Simpson's correspondence on singular varieties in positive characteristic

Abstract: The main aim of the paper is to provide analogues of Simpson's correspondence on singular projective varieties defined over an algebraically closed field of characteristic $p>0$. There are two main cases. In the first case, we consider analogues of numerically flat vector bundles on a big open subset of a normal projective variety (with arbitrary singularities). Here we introduce the S-fundamental group scheme for quasi-projective varieties that admit compactifications with complement of codimension $\ge 2$. We prove that this group scheme coincides with the S-funda-men-tal group scheme of the regular locus of any of its (small) projective compactification.
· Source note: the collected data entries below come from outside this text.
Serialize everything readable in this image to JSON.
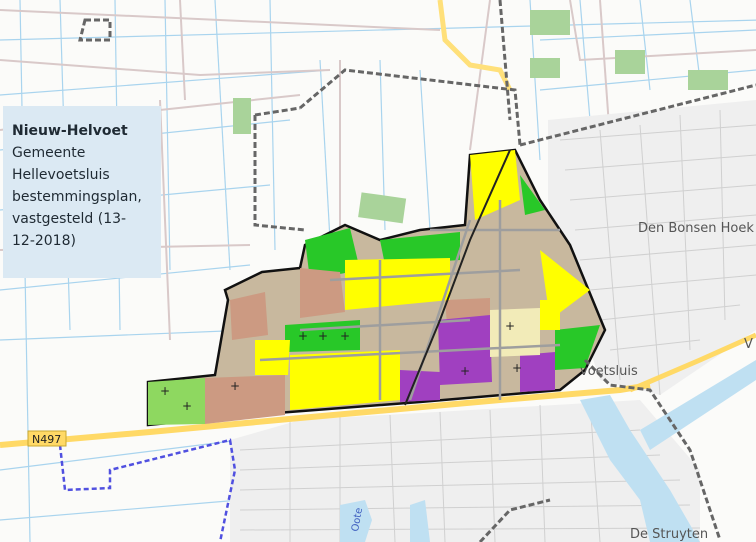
{
  "info_panel": {
    "title": "Nieuw-Helvoet",
    "municipality": "Gemeente",
    "municipality_name": "Hellevoetsluis",
    "plan_type": "bestemmingsplan,",
    "status": "vastgesteld (13-",
    "date": "12-2018)"
  },
  "map_labels": {
    "den_bonsen_hoek": "Den Bonsen Hoek",
    "hellevoetsluis": "voetsluis",
    "de_struyten": "De Struyten",
    "road_n497": "N497",
    "oote": "Oote",
    "road_v": "V"
  },
  "colors": {
    "water": "#bfe0f2",
    "residential_yellow": "#ffff00",
    "green": "#28c828",
    "sport_green": "#8ed860",
    "mixed_brown": "#cc9a82",
    "social_purple": "#a040c0",
    "culture_beige": "#f2ebb8",
    "road_yellow": "#ffd966",
    "boundary": "#555555",
    "blue_route": "#5050e0"
  }
}
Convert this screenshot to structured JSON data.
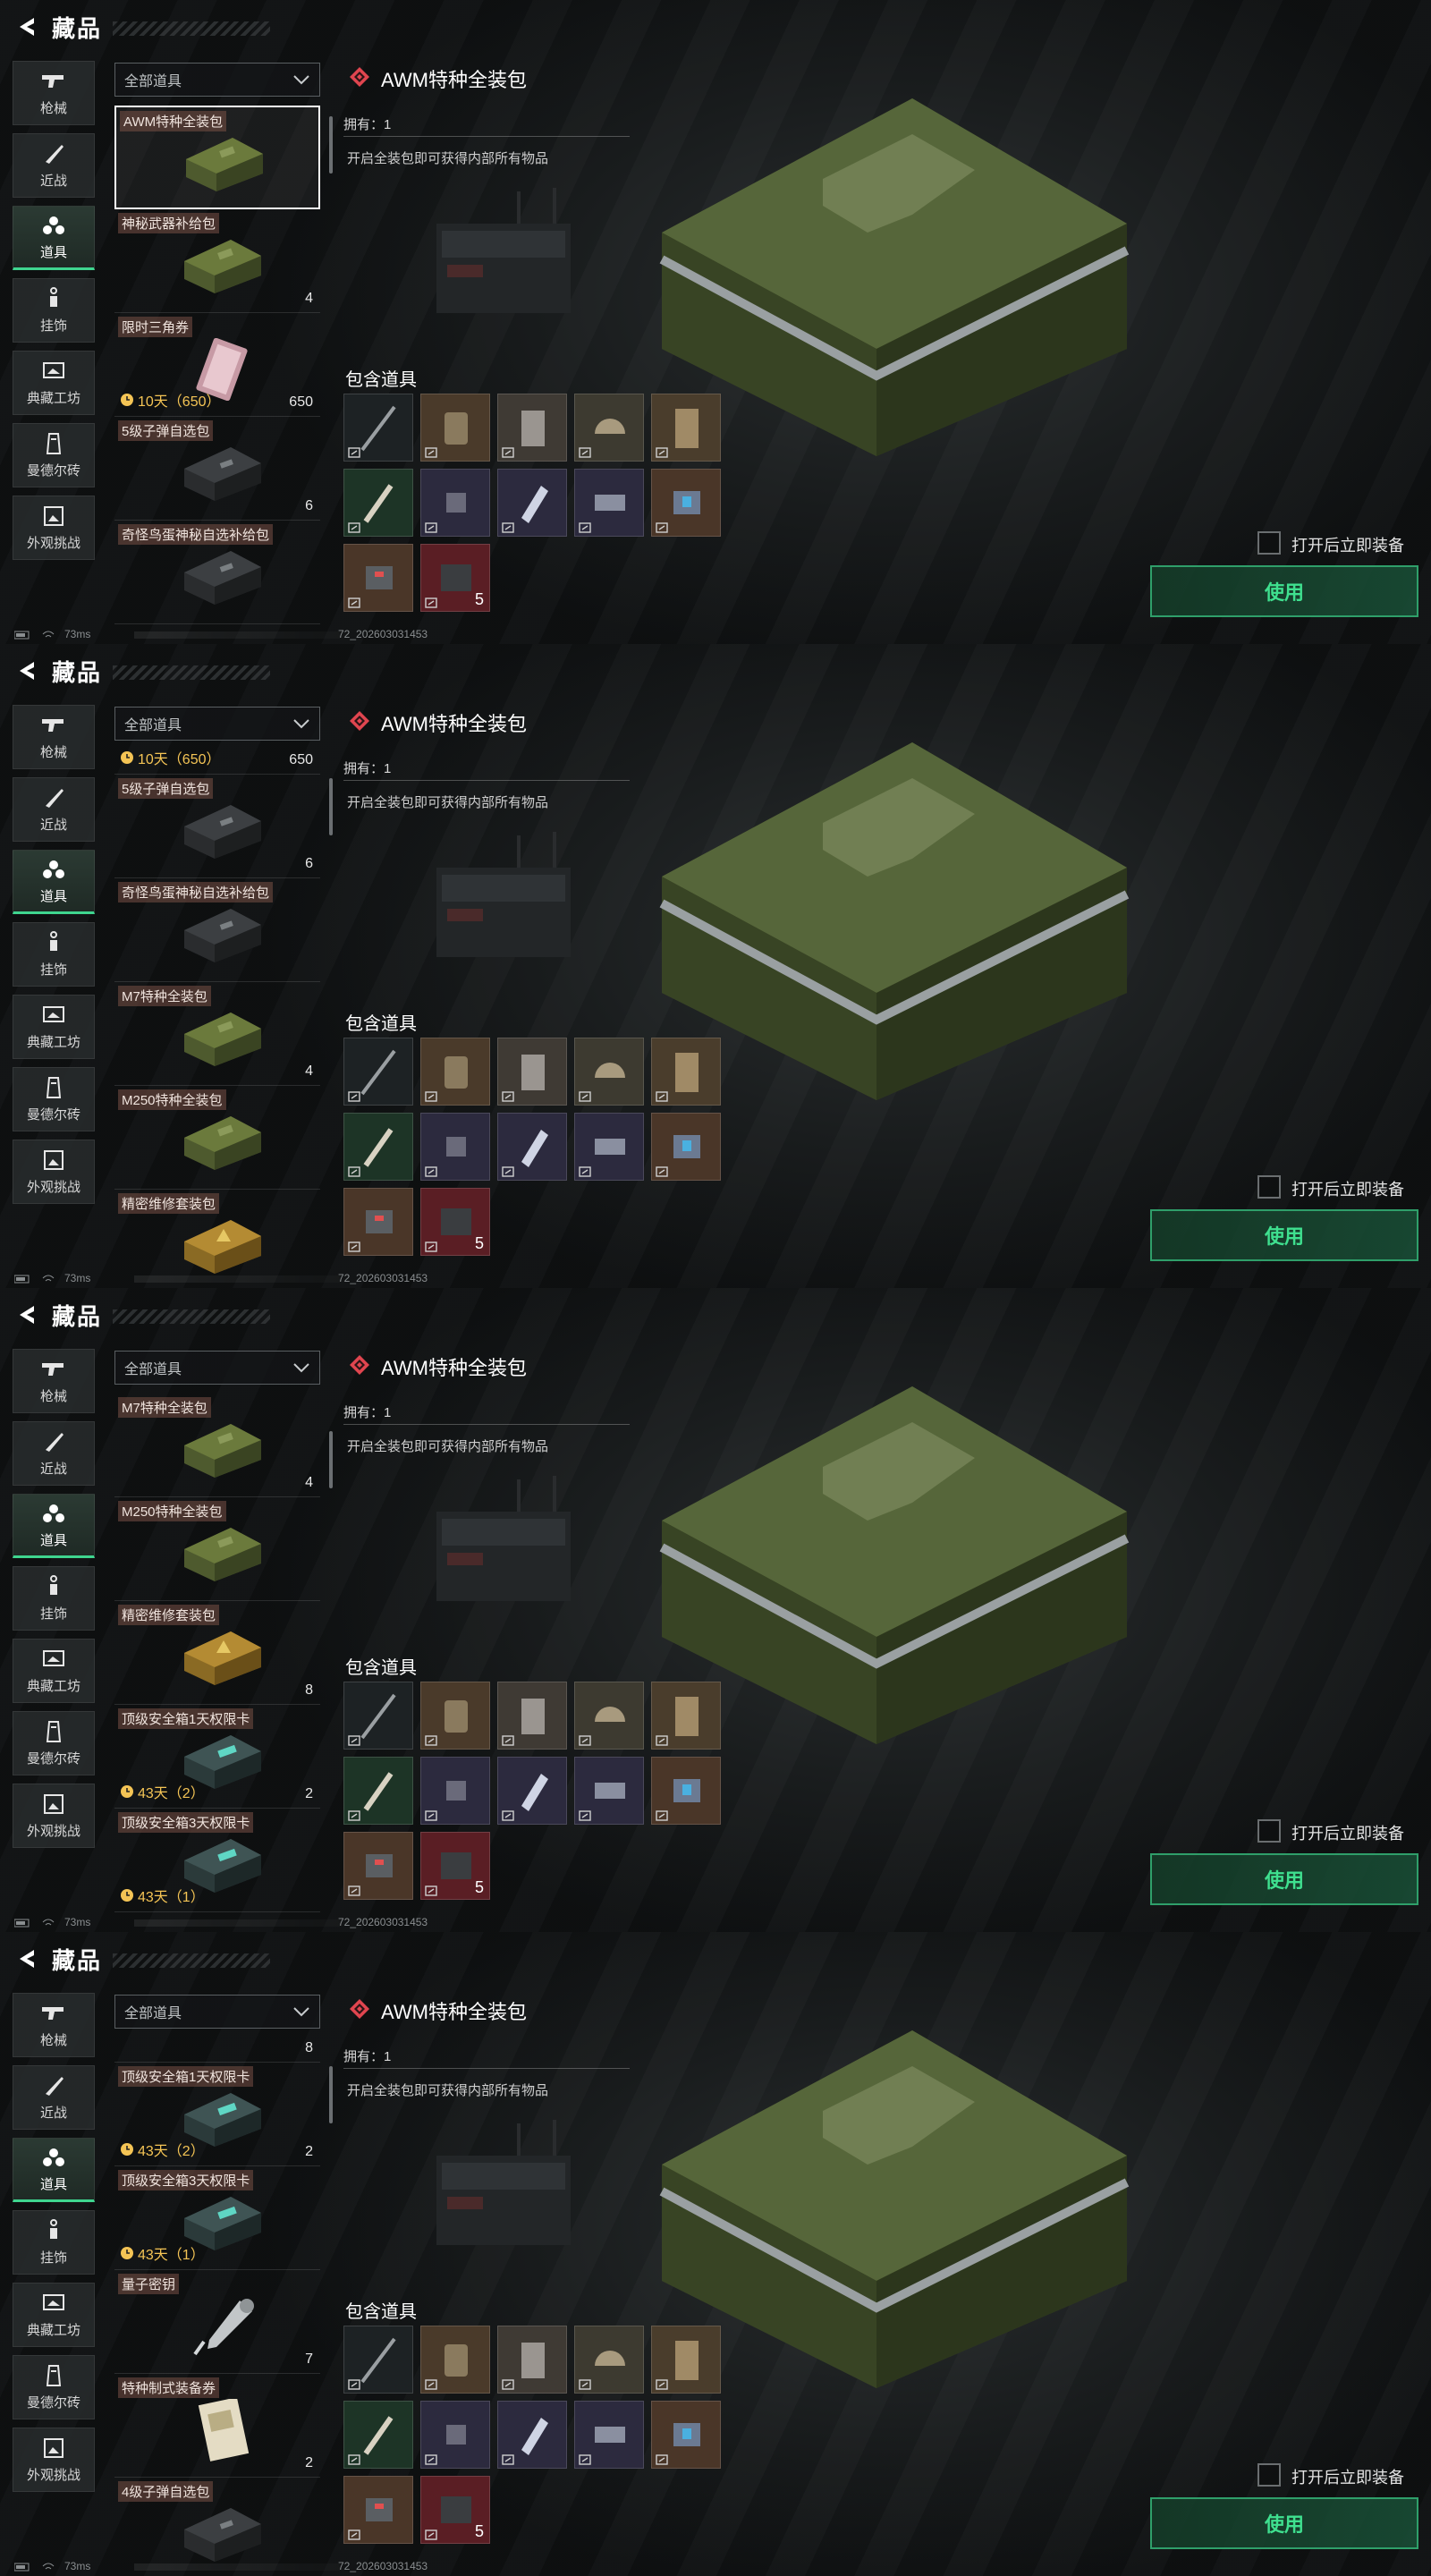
{
  "page_title": "藏品",
  "filter_label": "全部道具",
  "nav": [
    {
      "label": "枪械",
      "icon": "gun-icon"
    },
    {
      "label": "近战",
      "icon": "knife-icon"
    },
    {
      "label": "道具",
      "icon": "grenade-icon",
      "active": true
    },
    {
      "label": "挂饰",
      "icon": "charm-icon"
    },
    {
      "label": "典藏工坊",
      "icon": "workshop-icon"
    },
    {
      "label": "曼德尔砖",
      "icon": "brick-icon"
    },
    {
      "label": "外观挑战",
      "icon": "challenge-icon"
    }
  ],
  "detail": {
    "title": "AWM特种全装包",
    "owned": "拥有：1",
    "description": "开启全装包即可获得内部所有物品",
    "contains_label": "包含道具",
    "last_count": "5",
    "auto_equip_label": "打开后立即装备",
    "use_label": "使用"
  },
  "status": {
    "ping": "73ms",
    "build": "72_202603031453"
  },
  "frames": [
    {
      "items": [
        {
          "name": "AWM特种全装包",
          "qty": "",
          "selected": true,
          "art": "green-case"
        },
        {
          "name": "神秘武器补给包",
          "qty": "4",
          "art": "green-case"
        },
        {
          "name": "限时三角券",
          "qty": "650",
          "timer": "10天（650）",
          "art": "ticket"
        },
        {
          "name": "5级子弹自选包",
          "qty": "6",
          "art": "dark-case"
        },
        {
          "name": "奇怪鸟蛋神秘自选补给包",
          "qty": "",
          "art": "dark-case"
        }
      ]
    },
    {
      "items": [
        {
          "name": "",
          "qty": "650",
          "timer": "10天（650）",
          "art": "ticket",
          "partial": true
        },
        {
          "name": "5级子弹自选包",
          "qty": "6",
          "art": "dark-case"
        },
        {
          "name": "奇怪鸟蛋神秘自选补给包",
          "qty": "",
          "art": "dark-case"
        },
        {
          "name": "M7特种全装包",
          "qty": "4",
          "art": "green-case"
        },
        {
          "name": "M250特种全装包",
          "qty": "",
          "art": "green-case"
        },
        {
          "name": "精密维修套装包",
          "qty": "",
          "art": "yellow-case"
        }
      ]
    },
    {
      "items": [
        {
          "name": "M7特种全装包",
          "qty": "4",
          "art": "green-case"
        },
        {
          "name": "M250特种全装包",
          "qty": "",
          "art": "green-case"
        },
        {
          "name": "精密维修套装包",
          "qty": "8",
          "art": "yellow-case"
        },
        {
          "name": "顶级安全箱1天权限卡",
          "qty": "2",
          "timer": "43天（2）",
          "art": "teal-case"
        },
        {
          "name": "顶级安全箱3天权限卡",
          "qty": "",
          "timer": "43天（1）",
          "art": "teal-case"
        }
      ]
    },
    {
      "items": [
        {
          "name": "",
          "qty": "8",
          "art": "yellow-case",
          "partial": true
        },
        {
          "name": "顶级安全箱1天权限卡",
          "qty": "2",
          "timer": "43天（2）",
          "art": "teal-case"
        },
        {
          "name": "顶级安全箱3天权限卡",
          "qty": "",
          "timer": "43天（1）",
          "art": "teal-case"
        },
        {
          "name": "量子密钥",
          "qty": "7",
          "art": "key"
        },
        {
          "name": "特种制式装备券",
          "qty": "2",
          "art": "paper"
        },
        {
          "name": "4级子弹自选包",
          "qty": "",
          "art": "dark-case"
        }
      ]
    }
  ],
  "colors": {
    "accent": "#3fd68f",
    "timer": "#f4c455",
    "tag": "#7a5046",
    "diamond": "#e0454f"
  }
}
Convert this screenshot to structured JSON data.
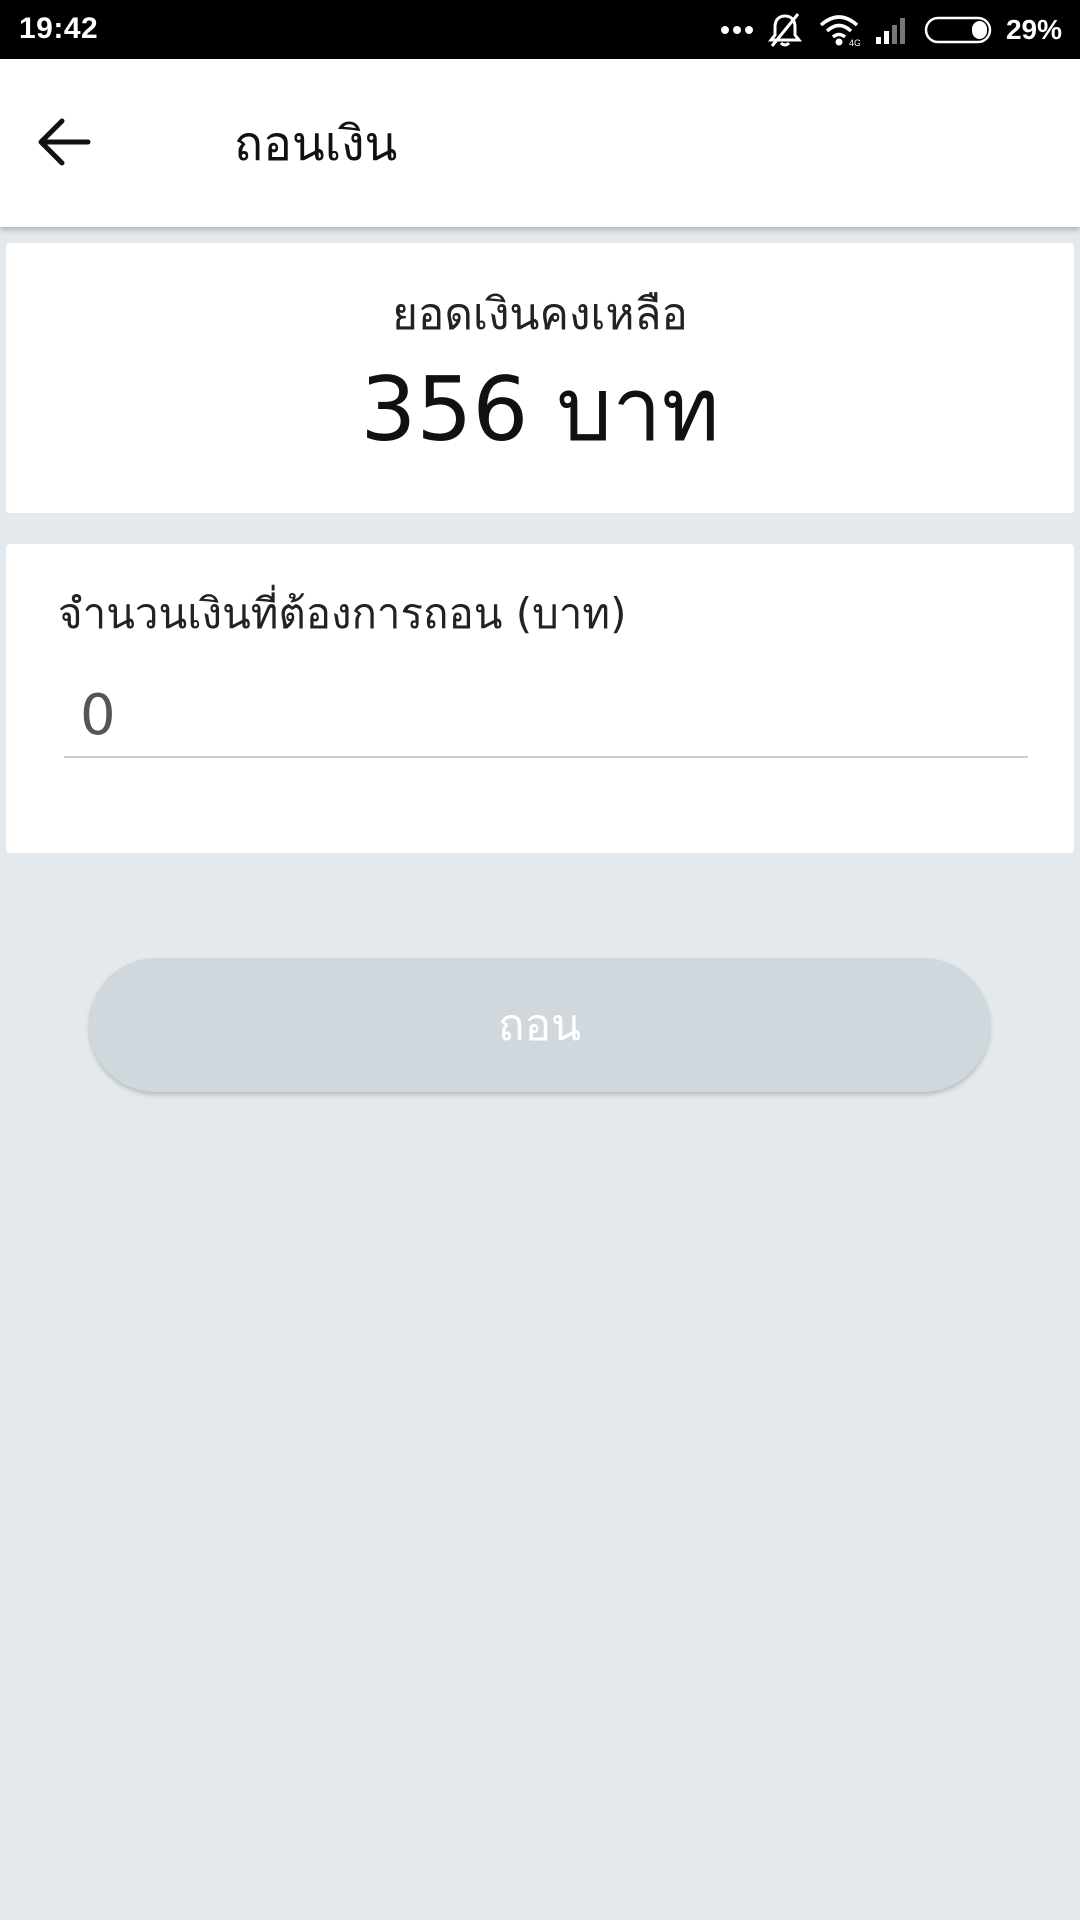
{
  "status_bar": {
    "time": "19:42",
    "battery_percent": "29%",
    "icons": [
      "more-dots-icon",
      "bell-off-icon",
      "wifi-icon",
      "cell-signal-icon",
      "battery-icon"
    ]
  },
  "app_bar": {
    "title": "ถอนเงิน",
    "back_icon": "arrow-left-icon"
  },
  "balance": {
    "label": "ยอดเงินคงเหลือ",
    "value": "356 บาท"
  },
  "amount": {
    "label": "จำนวนเงินที่ต้องการถอน (บาท)",
    "placeholder": "0"
  },
  "withdraw_button": {
    "label": "ถอน"
  },
  "colors": {
    "background": "#e3e9ec",
    "card": "#ffffff",
    "button_disabled": "#d0d8dd",
    "status_bar": "#000000"
  }
}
In particular, it provides a new invariant for normal projective varieties isomorphic in codimension $1$. In the second case, we consider vector bundles with an integrable $\lambda$-connection on a normal projective variety $X$ that is (almost) liftable modulo $p^2$. In this case we restrict to varieties with $F$-liftable singularities that are analogous to log canonical singularities. We prove that a semistable Higgs vector bundle on the regular locus of $X$, with appropriately defined vanishing Chern classes, admits a canonical Higgs--de Rham flow. This provides an analogue of some results due to D. Greb, S. Kebekus, B. Taji and T. Peternell. Finally, we give some applications of the obtained results, also to varieties defined in characteristic zero.